To open to civilisation the only part of our globe which it has not yet penetrated, to pierce the darkness which hangs over entire peoples, is, I daresay, a crusade worthy of this century of progress ...
Leopold II, King of the Belgians, 1876

 

In the second half of the 19th century, representatives of European governments arrived at a conference in Berlin convened by the German chancellor Otto von Bismarck with the aim of creating or expanding European spheres of influence in Africa. This conference laid the groundwork for the now familiar geopolitical map of Africa.

The French came to dominate most of West Africa, and the British held East and southern Africa. The Germans held Tanganyika (Tanzania, Rwanda and Burundi), Cameroon, Namibia and Togo, while the Portuguese had Guinea Bissau, Angola and Mozambique.
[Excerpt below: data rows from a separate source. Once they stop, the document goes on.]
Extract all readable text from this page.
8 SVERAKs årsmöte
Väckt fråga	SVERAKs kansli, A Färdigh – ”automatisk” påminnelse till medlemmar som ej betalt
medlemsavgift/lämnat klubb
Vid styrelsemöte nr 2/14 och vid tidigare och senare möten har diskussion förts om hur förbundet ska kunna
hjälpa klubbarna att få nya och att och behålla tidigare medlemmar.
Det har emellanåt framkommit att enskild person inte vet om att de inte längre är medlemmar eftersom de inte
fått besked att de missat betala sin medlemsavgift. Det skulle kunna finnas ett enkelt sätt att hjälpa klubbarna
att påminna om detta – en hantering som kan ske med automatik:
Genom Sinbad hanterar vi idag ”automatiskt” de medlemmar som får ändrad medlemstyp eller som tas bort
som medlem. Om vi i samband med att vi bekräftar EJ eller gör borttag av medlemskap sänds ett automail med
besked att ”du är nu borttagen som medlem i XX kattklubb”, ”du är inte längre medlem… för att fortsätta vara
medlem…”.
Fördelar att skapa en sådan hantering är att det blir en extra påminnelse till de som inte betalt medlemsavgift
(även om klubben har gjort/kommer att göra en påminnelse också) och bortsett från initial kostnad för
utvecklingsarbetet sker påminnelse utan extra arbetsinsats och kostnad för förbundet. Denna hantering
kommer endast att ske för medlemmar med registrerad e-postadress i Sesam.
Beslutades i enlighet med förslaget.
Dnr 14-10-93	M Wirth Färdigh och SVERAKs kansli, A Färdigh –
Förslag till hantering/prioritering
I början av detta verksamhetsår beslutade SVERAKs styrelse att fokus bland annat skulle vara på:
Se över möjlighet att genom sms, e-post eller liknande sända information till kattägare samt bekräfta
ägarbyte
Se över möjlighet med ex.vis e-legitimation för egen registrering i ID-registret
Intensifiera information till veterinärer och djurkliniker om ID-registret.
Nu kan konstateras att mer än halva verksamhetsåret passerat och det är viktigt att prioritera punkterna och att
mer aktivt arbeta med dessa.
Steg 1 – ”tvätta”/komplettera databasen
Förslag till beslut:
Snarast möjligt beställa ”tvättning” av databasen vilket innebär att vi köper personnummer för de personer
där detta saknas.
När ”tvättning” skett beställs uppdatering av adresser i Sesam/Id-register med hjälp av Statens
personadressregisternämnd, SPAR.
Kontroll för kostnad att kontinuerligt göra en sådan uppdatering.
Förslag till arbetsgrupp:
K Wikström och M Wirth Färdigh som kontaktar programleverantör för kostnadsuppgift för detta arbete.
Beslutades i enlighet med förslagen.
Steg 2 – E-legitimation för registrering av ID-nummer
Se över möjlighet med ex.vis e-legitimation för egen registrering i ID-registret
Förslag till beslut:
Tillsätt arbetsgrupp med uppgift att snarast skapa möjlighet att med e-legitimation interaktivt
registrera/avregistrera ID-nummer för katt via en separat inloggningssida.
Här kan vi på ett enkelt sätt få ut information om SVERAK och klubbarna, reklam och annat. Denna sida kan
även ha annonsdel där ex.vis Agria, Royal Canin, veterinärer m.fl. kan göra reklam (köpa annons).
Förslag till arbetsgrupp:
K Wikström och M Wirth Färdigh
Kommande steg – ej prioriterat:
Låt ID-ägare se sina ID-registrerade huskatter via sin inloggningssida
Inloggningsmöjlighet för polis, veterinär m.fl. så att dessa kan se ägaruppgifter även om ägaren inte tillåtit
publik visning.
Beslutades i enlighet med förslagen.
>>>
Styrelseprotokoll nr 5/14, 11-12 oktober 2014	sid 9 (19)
And the Belgians acquired the vast territory that is today the Democratic Republic of Congo.


Atrocities in the Congo

In the Belgian Congo, Leopold II, who had financed the expeditions that staked Belgium's claim in Berlin, embarked on a campaign of ruthless exploitation of its natural resources, particularly rubber. Latex (rubber sap) was in great demand for tyres and other products, and Congo was covered with rubber trees. Joint ventures were created between Belgian, British and Dutch firms, resulting in astronomical profits for all involved.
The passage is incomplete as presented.